Rubin, Citigroup Sued for Ponzi Scheme
BY CHRIS PETHERICK
Former Clinton Treasury Secretary Robert Rubin and several Citigroup executives are facing a federal lawsuit filed by investors, who charge that the bankers created a “Ponzi-like scheme” to keep one of the largest financial institutions afloat so they could quietly unload their stock and protect their fortunes.
It’s become a common story now on Wall Street: Bankers and investment firms packaged up bad loans, known as collateralized debt obligations, and sold them to investors around the world as safe investments. But when borrowers began to default on the lousy loans, the whole house of cards came crashing down. Eventually, financial institutions were swamped with toxic assets and went running to the government for a trillion-dollar bailout.
In the case of
Rubin, who is currently acting as an economic advisor to
President-elect Barack Obama, and his cronies, they took an extra step
that may have been illegal, according to the lawsuit.

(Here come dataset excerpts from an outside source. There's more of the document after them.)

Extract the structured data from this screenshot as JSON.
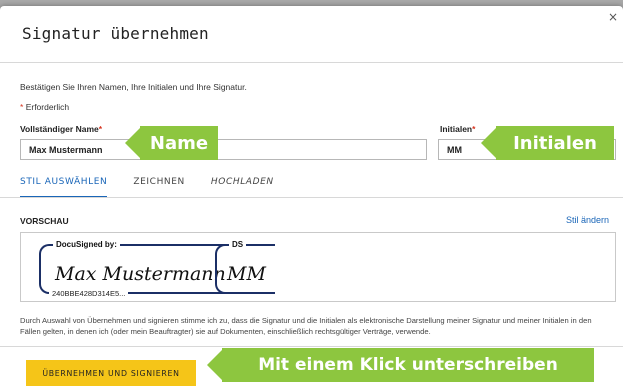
{
  "dialog": {
    "title": "Signatur übernehmen",
    "close_glyph": "×"
  },
  "form": {
    "instruction": "Bestätigen Sie Ihren Namen, Ihre Initialen und Ihre Signatur.",
    "required_note": "Erforderlich",
    "required_marker": "*",
    "full_name_label": "Vollständiger Name",
    "full_name_value": "Max Mustermann",
    "initials_label": "Initialen",
    "initials_value": "MM"
  },
  "tabs": [
    {
      "label": "STIL AUSWÄHLEN",
      "active": true
    },
    {
      "label": "ZEICHNEN",
      "active": false
    },
    {
      "label": "HOCHLADEN",
      "active": false
    }
  ],
  "preview": {
    "label": "VORSCHAU",
    "change_style_link": "Stil ändern",
    "signature_header": "DocuSigned by:",
    "signature_script": "Max Mustermann",
    "signature_id": "240BBE428D314E5...",
    "initials_header": "DS",
    "initials_script": "MM"
  },
  "consent_text": "Durch Auswahl von Übernehmen und signieren stimme ich zu, dass die Signatur und die Initialen als elektronische Darstellung meiner Signatur und meiner Initialen in den Fällen gelten, in denen ich (oder mein Beauftragter) sie auf Dokumenten, einschließlich rechtsgültiger Verträge, verwende.",
  "actions": {
    "adopt_and_sign": "ÜBERNEHMEN UND SIGNIEREN"
  },
  "callouts": {
    "name": "Name",
    "initials": "Initialen",
    "one_click": "Mit einem Klick unterschreiben"
  },
  "colors": {
    "accent_blue": "#1a66b8",
    "callout_green": "#8dc63f",
    "primary_button": "#f5c518",
    "required_red": "#d6341f",
    "signature_frame": "#1b2f66"
  }
}
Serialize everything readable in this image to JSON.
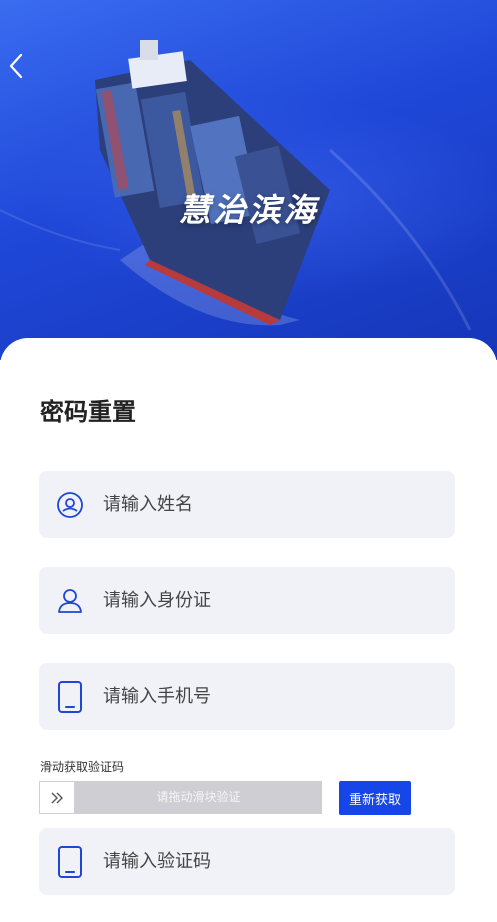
{
  "hero": {
    "title": "慧治滨海"
  },
  "form": {
    "title": "密码重置",
    "name_placeholder": "请输入姓名",
    "id_placeholder": "请输入身份证",
    "phone_placeholder": "请输入手机号",
    "code_placeholder": "请输入验证码"
  },
  "slider": {
    "label": "滑动获取验证码",
    "hint": "请拖动滑块验证",
    "refresh_label": "重新获取"
  },
  "colors": {
    "accent": "#1746e8",
    "field_bg": "#f1f2f8",
    "icon_blue": "#1f46d6"
  }
}
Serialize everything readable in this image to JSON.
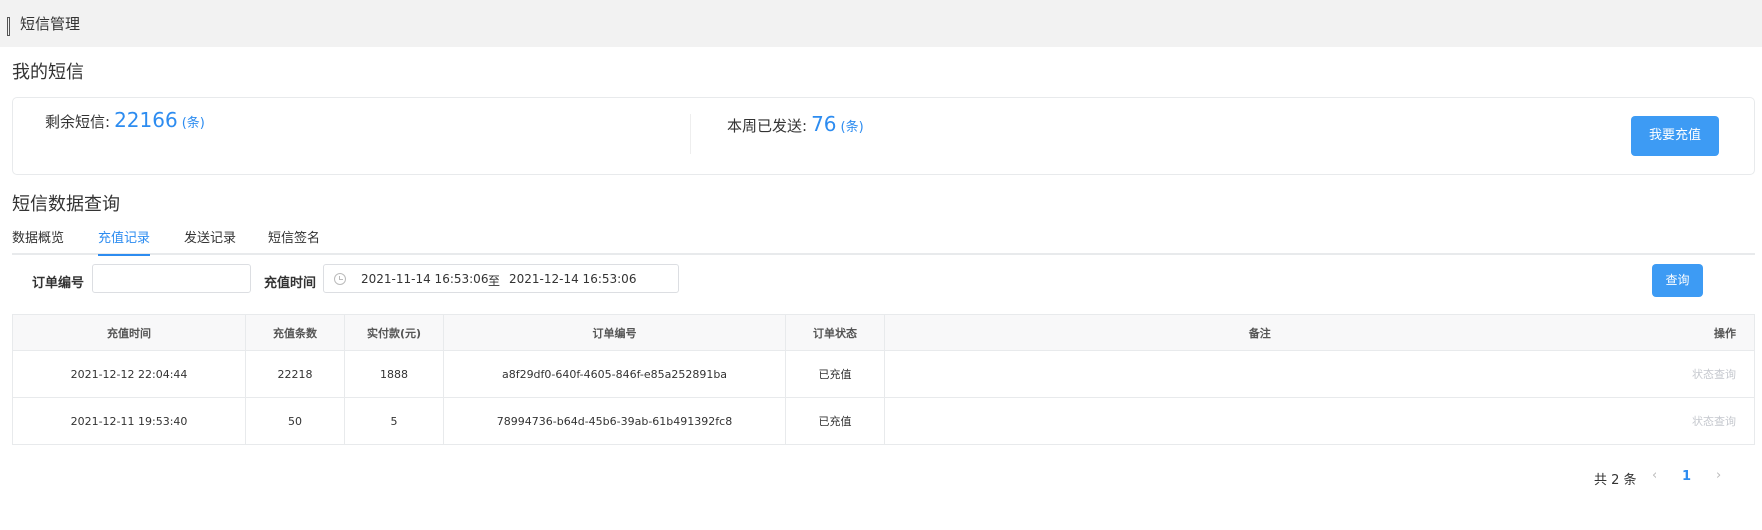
{
  "header": {
    "title": "短信管理"
  },
  "my_sms": {
    "title": "我的短信",
    "remaining_label": "剩余短信:",
    "remaining_value": "22166",
    "remaining_unit": "(条)",
    "sent_label": "本周已发送:",
    "sent_value": "76",
    "sent_unit": "(条)",
    "recharge_button": "我要充值"
  },
  "query": {
    "title": "短信数据查询",
    "tabs": [
      {
        "label": "数据概览",
        "active": false
      },
      {
        "label": "充值记录",
        "active": true
      },
      {
        "label": "发送记录",
        "active": false
      },
      {
        "label": "短信签名",
        "active": false
      }
    ],
    "filters": {
      "order_label": "订单编号",
      "order_value": "",
      "time_label": "充值时间",
      "start_date": "2021-11-14 16:53:06",
      "separator": "至",
      "end_date": "2021-12-14 16:53:06",
      "query_button": "查询"
    }
  },
  "table": {
    "columns": [
      "充值时间",
      "充值条数",
      "实付款(元)",
      "订单编号",
      "订单状态",
      "备注",
      "操作"
    ],
    "rows": [
      {
        "time": "2021-12-12 22:04:44",
        "count": "22218",
        "paid": "1888",
        "order": "a8f29df0-640f-4605-846f-e85a252891ba",
        "status": "已充值",
        "note": "",
        "action": "状态查询"
      },
      {
        "time": "2021-12-11 19:53:40",
        "count": "50",
        "paid": "5",
        "order": "78994736-b64d-45b6-39ab-61b491392fc8",
        "status": "已充值",
        "note": "",
        "action": "状态查询"
      }
    ]
  },
  "pagination": {
    "total_text": "共 2 条",
    "current_page": "1"
  },
  "colors": {
    "accent": "#2d8cf0",
    "button": "#3d9bf4",
    "header_bg": "#f2f2f2"
  }
}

It is alleged
that, starting four years ago,
Rubin and some Citigroup executives
started dumping the bad debt in various shell corporations to keep it
off the books. Rubin and his banking buddies then slowly sold off
stock, pocketing hundreds of millions of dollars to protect their own
fortunes.
When news of Citigroup’s troubled assets was made public, the stock tanked, losing nearly 90 percent of its value in one year. But by this time, it was too late for most investors, who were forced to take the hit for the bank’s exposure to mortgage-related securities and instruments. Now, a group of investors has filed a federal lawsuit in Manhattan, claiming that the bankers hid the bad debt from investors until the bottom fell out and they lost some $122 billion.
The lawsuit charges that Rubin and his pals were able to prop up Citigroup shares until they could cash out more than $150 million for themselves in “suspicious” stock sales that were “calculated to maximize the personal benefits from undisclosed inside information.”

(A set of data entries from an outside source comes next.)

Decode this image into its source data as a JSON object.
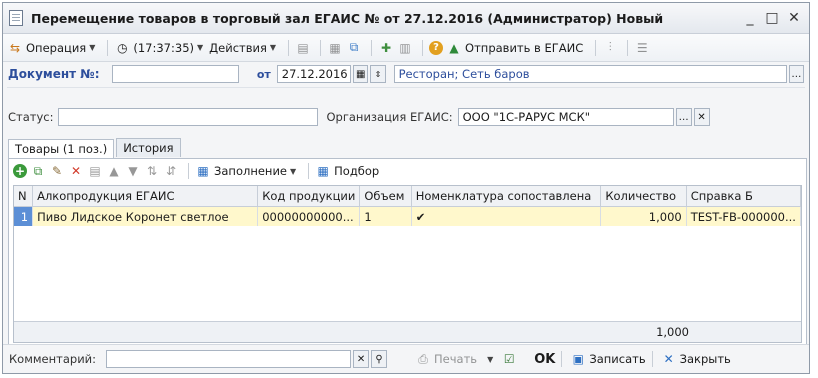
{
  "window": {
    "title": "Перемещение товаров в торговый зал ЕГАИС № от 27.12.2016 (Администратор) Новый",
    "minimize_glyph": "_",
    "maximize_glyph": "□",
    "close_glyph": "✕"
  },
  "toolbar": {
    "operation_label": "Операция",
    "time_label": "(17:37:35)",
    "actions_label": "Действия",
    "send_egais_label": "Отправить в ЕГАИС"
  },
  "header": {
    "doc_number_label": "Документ №:",
    "doc_number_value": "",
    "from_label": "от",
    "date_value": "27.12.2016",
    "store_value": "Ресторан; Сеть баров",
    "status_label": "Статус:",
    "status_value": "",
    "org_label": "Организация ЕГАИС:",
    "org_value": "ООО \"1С-РАРУС МСК\""
  },
  "tabs": [
    {
      "label": "Товары (1 поз.)",
      "active": true
    },
    {
      "label": "История",
      "active": false
    }
  ],
  "inner_toolbar": {
    "fill_label": "Заполнение",
    "select_label": "Подбор"
  },
  "grid": {
    "columns": [
      "N",
      "Алкопродукция ЕГАИС",
      "Код продукции",
      "Объем",
      "Номенклатура сопоставлена",
      "Количество",
      "Справка Б"
    ],
    "rows": [
      [
        "1",
        "Пиво Лидское Коронет светлое",
        "00000000000...",
        "1",
        "✔",
        "1,000",
        "TEST-FB-000000..."
      ]
    ],
    "total_quantity": "1,000"
  },
  "footer": {
    "comment_label": "Комментарий:",
    "comment_value": "",
    "print_label": "Печать",
    "ok_label": "OK",
    "save_label": "Записать",
    "close_label": "Закрыть"
  },
  "colors": {
    "accent_blue": "#2d4e9c",
    "selected_row": "#fff8cc",
    "selected_num": "#5c8fd6"
  }
}
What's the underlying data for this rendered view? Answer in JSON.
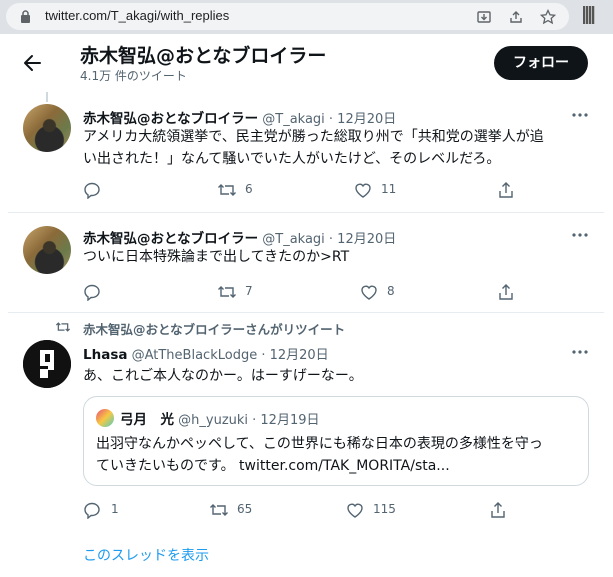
{
  "browser": {
    "url": "twitter.com/T_akagi/with_replies",
    "icons": [
      "lock-icon",
      "install-icon",
      "share-icon",
      "star-icon",
      "extension-icon"
    ]
  },
  "header": {
    "name": "赤木智弘@おとなブロイラー",
    "tweet_count": "4.1万 件のツイート",
    "follow_label": "フォロー"
  },
  "tweets": [
    {
      "name": "赤木智弘@おとなブロイラー",
      "handle_date": "@T_akagi · 12月20日",
      "text_line1": "アメリカ大統領選挙で、民主党が勝った総取り州で「共和党の選挙人が追",
      "text_line2": "い出された！」なんて騒いでいた人がいたけど、そのレベルだろ。",
      "reply_count": "",
      "retweet_count": "6",
      "like_count": "11"
    },
    {
      "name": "赤木智弘@おとなブロイラー",
      "handle_date": "@T_akagi · 12月20日",
      "text_line1": "ついに日本特殊論まで出してきたのか>RT",
      "reply_count": "",
      "retweet_count": "7",
      "like_count": "8"
    },
    {
      "retweeted_by": "赤木智弘@おとなブロイラーさんがリツイート",
      "name": "Lhasa",
      "handle_date": "@AtTheBlackLodge · 12月20日",
      "text_line1": "あ、これご本人なのかー。はーすげーなー。",
      "reply_count": "1",
      "retweet_count": "65",
      "like_count": "115",
      "quote": {
        "name": "弓月　光",
        "handle_date": "@h_yuzuki · 12月19日",
        "text_line1": "出羽守なんかペッペして、この世界にも稀な日本の表現の多様性を守っ",
        "text_line2": "ていきたいものです。 twitter.com/TAK_MORITA/sta..."
      },
      "show_thread": "このスレッドを表示"
    }
  ],
  "colors": {
    "accent": "#1d9bf0",
    "secondary_text": "#536471",
    "follow_bg": "#0f1419"
  }
}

Citigroup executives created “a quasi-Ponzi scheme” to hide troubled assets and keep Citigroup’s stock up while they unloaded some 3 million shares between Jan. 1, 2004, and Feb. 22, 2008, for massive profits.

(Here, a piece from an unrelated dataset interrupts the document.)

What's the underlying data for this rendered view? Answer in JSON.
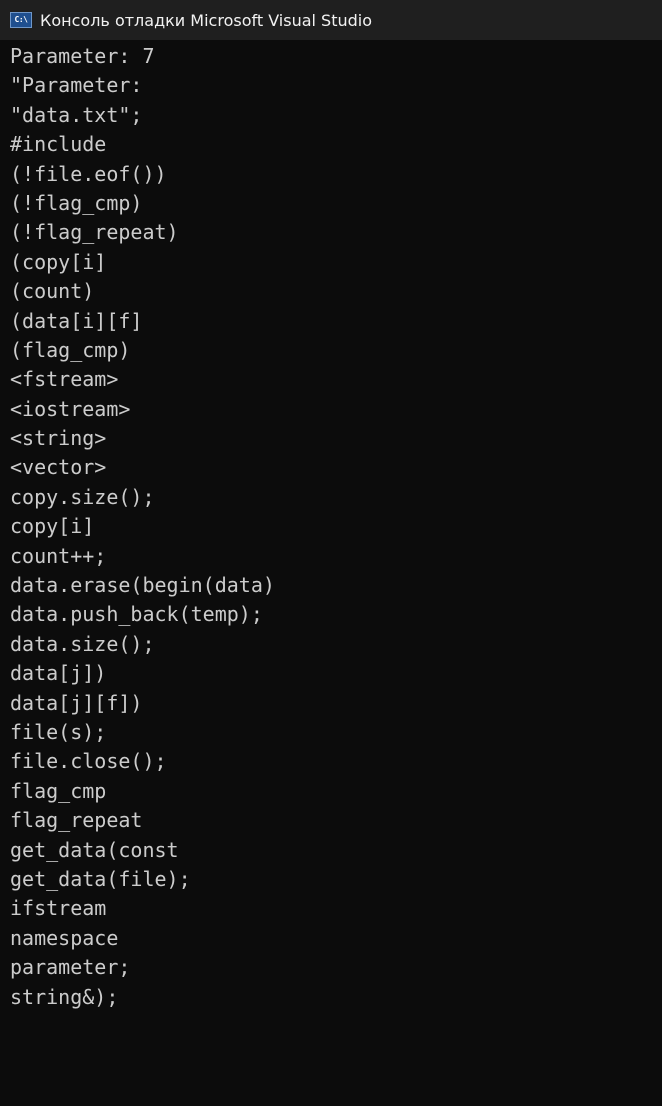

In broader terms, the case against Rubin and Citigroup execs could be the start of a series of high-profile investor lawsuits targeting banks and other financial institutions, because it appears that most did this to save their own hides. “If Citi is getting sued for this, who’s going to be next?” analyst Christopher Whalen told Bloomberg News. “The whole industry did this.” For the incoming Obama administration, the lawsuit against Rubin, who has been advising the presidentelect on the economic crisis, could prove embarrassing.
A long-time advocate of deregulating Wall Street, which allowed financial institutions to consolidate into one-stop shopping for insurance, banking and investments, Rubin has been fingered as one of the former Clintonites who is responsible for the current mess. Rubin is perhaps best known for pushing the North American Free Trade Agreement under President Clinton in the early 1990s.
Rubin
also regularly defended financial instruments known as derivatives
before Congress throughout the 1990s. Derivatives are largely to blame
for the financial crisis today. So far this year, Citigroup has
benefited from $306 billion in bailout money from the government and
low-interest loans from the Federal Reserve.